# Domain Controller Issues!! PLEASE HELP



## longshanks13 (Apr 21, 2009)

Hi All,

I am in desperate need of some advise!

I recently introduced a Server 2008 domain controller in to our 2k3 domain and it has been working perfectly well for for the past couple of months. All our server are virtualized using VMWare and after building the 2008 server I created a template from the built VM (DCPROMO hadn't been run, just pactched and joined to the domain!) I foolishly created a new VM from this template yesterday as I was getting ready to migrate my F&P server from 2k3 to 2008 and when it fired up I realized that the computer name was the same as the DC that I set up previously. In a panic I re-named the new server so stop any conflicts but thats where the trouble started.

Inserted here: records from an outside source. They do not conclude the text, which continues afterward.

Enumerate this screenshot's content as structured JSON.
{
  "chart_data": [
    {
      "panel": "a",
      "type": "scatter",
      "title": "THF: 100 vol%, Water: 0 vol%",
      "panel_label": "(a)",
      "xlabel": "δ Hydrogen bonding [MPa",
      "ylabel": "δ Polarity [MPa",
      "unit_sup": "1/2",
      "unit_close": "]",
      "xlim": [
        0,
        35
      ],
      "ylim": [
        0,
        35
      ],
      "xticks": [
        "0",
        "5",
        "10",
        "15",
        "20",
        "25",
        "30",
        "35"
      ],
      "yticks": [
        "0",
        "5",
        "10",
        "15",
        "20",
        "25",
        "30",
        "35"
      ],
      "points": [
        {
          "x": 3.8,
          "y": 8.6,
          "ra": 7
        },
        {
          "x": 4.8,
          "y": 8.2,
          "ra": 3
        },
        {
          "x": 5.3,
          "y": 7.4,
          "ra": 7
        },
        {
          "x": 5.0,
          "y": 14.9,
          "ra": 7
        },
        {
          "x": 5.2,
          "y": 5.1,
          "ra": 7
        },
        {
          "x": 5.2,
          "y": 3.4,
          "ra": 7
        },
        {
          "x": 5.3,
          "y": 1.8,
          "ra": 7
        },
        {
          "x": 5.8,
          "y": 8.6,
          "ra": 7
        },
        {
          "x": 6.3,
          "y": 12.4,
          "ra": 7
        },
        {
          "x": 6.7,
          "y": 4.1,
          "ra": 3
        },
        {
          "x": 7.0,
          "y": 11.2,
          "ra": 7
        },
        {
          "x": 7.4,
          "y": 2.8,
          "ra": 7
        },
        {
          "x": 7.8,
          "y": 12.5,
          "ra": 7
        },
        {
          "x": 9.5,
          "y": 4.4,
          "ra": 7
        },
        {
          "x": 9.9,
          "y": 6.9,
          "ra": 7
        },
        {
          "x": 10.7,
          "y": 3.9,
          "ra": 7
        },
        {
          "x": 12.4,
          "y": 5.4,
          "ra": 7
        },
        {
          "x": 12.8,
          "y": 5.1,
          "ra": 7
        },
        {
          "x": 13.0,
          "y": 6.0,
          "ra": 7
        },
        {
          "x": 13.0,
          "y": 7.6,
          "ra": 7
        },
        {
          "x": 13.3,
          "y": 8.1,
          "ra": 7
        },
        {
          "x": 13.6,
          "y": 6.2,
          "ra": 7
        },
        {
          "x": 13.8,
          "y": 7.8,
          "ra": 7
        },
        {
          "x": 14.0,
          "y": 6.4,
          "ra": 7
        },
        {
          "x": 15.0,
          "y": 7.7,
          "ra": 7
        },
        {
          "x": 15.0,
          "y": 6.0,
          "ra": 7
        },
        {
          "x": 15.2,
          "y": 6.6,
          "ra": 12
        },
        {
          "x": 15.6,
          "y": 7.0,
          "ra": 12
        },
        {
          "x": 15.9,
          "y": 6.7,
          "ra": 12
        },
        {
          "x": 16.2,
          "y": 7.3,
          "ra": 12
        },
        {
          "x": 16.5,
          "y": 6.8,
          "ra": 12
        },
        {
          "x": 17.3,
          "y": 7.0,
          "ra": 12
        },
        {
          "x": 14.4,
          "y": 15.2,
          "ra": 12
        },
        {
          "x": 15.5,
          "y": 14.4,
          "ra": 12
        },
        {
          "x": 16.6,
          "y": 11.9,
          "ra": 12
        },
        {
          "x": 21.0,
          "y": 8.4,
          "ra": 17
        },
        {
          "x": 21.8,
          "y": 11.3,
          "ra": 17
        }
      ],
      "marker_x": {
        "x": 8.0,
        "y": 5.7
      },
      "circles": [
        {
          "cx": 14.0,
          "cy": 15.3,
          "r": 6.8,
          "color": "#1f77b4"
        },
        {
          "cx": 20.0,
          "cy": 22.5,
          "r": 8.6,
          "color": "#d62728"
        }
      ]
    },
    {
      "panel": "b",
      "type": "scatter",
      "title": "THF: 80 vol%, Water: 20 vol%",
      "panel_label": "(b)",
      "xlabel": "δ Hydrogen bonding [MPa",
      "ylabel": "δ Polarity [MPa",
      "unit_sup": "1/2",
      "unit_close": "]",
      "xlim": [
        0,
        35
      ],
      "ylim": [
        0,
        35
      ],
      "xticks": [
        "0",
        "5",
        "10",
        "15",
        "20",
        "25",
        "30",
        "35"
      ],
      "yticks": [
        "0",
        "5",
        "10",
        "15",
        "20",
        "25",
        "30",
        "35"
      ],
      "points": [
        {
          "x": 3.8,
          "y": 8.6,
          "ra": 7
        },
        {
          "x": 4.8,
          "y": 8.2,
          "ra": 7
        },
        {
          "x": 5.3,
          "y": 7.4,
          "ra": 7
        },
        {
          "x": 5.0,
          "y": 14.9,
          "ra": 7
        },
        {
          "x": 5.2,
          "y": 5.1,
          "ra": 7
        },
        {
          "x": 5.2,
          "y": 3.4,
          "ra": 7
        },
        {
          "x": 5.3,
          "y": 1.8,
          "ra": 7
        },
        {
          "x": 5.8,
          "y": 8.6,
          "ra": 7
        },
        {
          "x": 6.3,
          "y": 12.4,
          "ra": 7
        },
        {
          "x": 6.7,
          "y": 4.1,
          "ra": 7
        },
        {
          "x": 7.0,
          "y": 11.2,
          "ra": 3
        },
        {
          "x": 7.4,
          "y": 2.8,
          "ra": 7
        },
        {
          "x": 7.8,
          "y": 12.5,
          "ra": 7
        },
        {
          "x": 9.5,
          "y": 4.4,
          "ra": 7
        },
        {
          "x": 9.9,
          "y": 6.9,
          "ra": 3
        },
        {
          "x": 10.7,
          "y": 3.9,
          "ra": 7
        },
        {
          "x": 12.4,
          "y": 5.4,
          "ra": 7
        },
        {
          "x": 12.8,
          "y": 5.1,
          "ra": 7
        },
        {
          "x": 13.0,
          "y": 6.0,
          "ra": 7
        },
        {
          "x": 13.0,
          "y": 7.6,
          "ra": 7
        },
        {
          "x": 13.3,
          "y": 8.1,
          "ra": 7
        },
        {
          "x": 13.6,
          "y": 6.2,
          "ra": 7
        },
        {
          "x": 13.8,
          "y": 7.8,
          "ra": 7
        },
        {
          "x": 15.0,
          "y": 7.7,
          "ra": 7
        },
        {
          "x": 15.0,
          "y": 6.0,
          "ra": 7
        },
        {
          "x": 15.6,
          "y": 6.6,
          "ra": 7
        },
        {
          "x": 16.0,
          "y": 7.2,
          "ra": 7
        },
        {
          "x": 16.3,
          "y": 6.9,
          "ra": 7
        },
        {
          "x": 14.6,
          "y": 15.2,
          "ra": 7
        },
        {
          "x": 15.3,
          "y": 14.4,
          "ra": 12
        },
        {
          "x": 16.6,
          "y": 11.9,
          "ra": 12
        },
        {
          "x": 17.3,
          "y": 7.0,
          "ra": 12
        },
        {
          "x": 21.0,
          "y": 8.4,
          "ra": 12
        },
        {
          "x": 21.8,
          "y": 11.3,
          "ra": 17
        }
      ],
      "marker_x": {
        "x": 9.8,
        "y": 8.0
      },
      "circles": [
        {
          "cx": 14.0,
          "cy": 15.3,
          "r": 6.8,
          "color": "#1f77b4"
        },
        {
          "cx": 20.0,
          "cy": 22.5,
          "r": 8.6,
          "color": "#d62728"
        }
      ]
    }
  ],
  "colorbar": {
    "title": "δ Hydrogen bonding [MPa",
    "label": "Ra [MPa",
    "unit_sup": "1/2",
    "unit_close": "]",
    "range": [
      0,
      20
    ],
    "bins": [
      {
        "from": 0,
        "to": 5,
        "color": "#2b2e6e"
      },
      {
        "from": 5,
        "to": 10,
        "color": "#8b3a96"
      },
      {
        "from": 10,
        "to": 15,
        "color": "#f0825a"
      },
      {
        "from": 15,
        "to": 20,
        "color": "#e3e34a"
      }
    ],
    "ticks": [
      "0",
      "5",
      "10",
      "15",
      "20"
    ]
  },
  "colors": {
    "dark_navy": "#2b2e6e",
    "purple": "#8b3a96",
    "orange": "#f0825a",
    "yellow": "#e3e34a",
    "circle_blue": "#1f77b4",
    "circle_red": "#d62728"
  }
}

When renaming the server AD has for some reason renamed the DC in the DC OU. 

I tried to login to the DC but it comes back with an error "The security database on the server does not have a computer account for this workstaion trust relationship"

I understand why this is happening as there is now no computer account for this DC in AD.

I guess all I need to do is re-join it to the domain but I am having no luck in logging in and as it is now a DC there is no way to login to it locally.

I thought I might be able to re-build DC with the same name / ip etc and run through the ADPREP again but when running this on our main DC that holds all the FSMO role it fails with "Adprep encountered a Win32 error." I have run DCDIAG and it looks a bit of a mess. It comes back saying the server holding the PDC role is down but I know that this role is on the the good server which holds ALL the roles.

Is it possible to resurect the DC or would it be better to build a new one and if so Is there away to cleanup all traces of the DC that I have messed up so I can run ADPREP succesfully.

Sorry for the rant but I have seen sat in from of my PC for a nearly 12 hours trying to sort out a mess I made myself!

Please help!!

Many thanks.

Matt


----------